POWERS is two-fisted action. Sex. Violence. Mystery. Origin Story. Redemption.
And it is glorious. Gritty. Dark. Delicious. Every single freakin’ bite.
In a word, it’s pulp noir at its absolute sharpest. The writing slices through traditional stereotypes with razor precision, and at times when it looks as if Bendis is feeding right into a traditional storyline or characterization, he kicks the legs out from under it.
Recently POWERS made its live-action debut on Playstation Network (PSN). The casting director kept the characters, but cast Deena Pilgrim as a black woman. In fact, t felt like they’d blended Detective Sunshine and Deena into one character. It didn’t change my feelings for the show, or my love for Deena. In fact, Deena’s troubles seem much more plausible as an African-American female given the amount of challenges we face in our everyday life.

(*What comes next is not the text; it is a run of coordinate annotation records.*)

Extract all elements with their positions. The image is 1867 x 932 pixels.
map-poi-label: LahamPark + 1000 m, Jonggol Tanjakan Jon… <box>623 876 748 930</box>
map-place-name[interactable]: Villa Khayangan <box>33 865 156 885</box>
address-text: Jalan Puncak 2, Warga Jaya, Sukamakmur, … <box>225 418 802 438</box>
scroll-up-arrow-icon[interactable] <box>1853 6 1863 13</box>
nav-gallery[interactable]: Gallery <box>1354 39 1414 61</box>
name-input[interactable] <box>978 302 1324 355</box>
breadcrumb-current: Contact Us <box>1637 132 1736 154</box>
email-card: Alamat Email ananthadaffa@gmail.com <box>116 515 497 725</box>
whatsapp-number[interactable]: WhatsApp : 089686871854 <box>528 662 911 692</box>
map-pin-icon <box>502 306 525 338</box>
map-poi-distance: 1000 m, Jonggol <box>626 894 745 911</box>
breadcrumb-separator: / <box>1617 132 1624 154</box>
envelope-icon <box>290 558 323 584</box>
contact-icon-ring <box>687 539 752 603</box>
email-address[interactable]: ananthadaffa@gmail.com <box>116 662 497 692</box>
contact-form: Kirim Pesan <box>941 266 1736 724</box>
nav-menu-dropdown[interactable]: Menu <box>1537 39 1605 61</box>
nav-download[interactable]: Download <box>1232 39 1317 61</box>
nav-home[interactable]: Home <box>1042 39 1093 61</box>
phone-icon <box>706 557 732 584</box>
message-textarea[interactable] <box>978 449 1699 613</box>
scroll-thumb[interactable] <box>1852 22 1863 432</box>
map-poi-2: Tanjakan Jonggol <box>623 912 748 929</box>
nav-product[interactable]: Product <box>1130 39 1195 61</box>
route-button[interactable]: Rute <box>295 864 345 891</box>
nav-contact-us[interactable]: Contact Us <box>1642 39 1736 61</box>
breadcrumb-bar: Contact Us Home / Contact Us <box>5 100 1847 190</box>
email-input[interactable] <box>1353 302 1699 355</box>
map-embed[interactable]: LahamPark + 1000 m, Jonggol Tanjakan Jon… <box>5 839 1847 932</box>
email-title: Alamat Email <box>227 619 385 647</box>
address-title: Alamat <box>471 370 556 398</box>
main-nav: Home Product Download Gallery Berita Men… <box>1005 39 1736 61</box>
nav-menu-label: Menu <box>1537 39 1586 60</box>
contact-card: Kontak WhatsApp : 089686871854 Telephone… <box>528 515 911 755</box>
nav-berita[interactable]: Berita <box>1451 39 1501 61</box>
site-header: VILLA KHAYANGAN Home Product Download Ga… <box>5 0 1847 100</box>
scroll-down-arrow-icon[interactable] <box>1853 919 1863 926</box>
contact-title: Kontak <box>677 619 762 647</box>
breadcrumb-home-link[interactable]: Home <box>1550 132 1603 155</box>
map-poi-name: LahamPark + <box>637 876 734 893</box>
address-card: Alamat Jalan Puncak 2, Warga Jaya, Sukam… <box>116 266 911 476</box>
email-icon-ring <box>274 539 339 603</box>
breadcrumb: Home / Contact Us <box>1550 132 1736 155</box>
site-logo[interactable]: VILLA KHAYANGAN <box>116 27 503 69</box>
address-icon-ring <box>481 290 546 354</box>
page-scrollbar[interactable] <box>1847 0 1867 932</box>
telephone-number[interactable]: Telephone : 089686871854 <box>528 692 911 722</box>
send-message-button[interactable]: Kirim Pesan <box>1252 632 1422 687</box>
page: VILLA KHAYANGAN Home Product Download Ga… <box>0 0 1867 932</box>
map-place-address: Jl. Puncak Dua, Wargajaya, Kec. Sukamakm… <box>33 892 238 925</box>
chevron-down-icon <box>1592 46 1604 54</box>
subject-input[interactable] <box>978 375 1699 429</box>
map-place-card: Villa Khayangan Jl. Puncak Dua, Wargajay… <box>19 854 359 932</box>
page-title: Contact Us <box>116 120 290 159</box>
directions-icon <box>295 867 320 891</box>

It’s hard to transition a comic book to live action Netflix’s Daredevil not withstanding. Because it was streamed via PSN, Bendis’s baby, POWERS, didn’t have the budget necessary to fully realize Bendis’s world-building. The actor portraying Christian Walker didn’t have the build, swagger, or anything else to make me identify him as WALKER.
So, honestly, I checked out of it fairly soon. It has been granted a season 2, so I will most likely make another attempt to watch the actual series.
For now, I returned to the POWERS comic and re-read them. Revisiting the world I found most enjoyable and Oeming’s illustrations. I knew those characters. I knew their stories. They spoke to me about the challenges of responsibility, class, racism, poverty, sexism, and all the other –isms that plague humanity.
It also had loyalty, redemption, and sacrifice.
Those wonderful other powers that resonate in each human being.
And if POWERS taught me anything, it’s that I don’t have to be a meta-human to use them.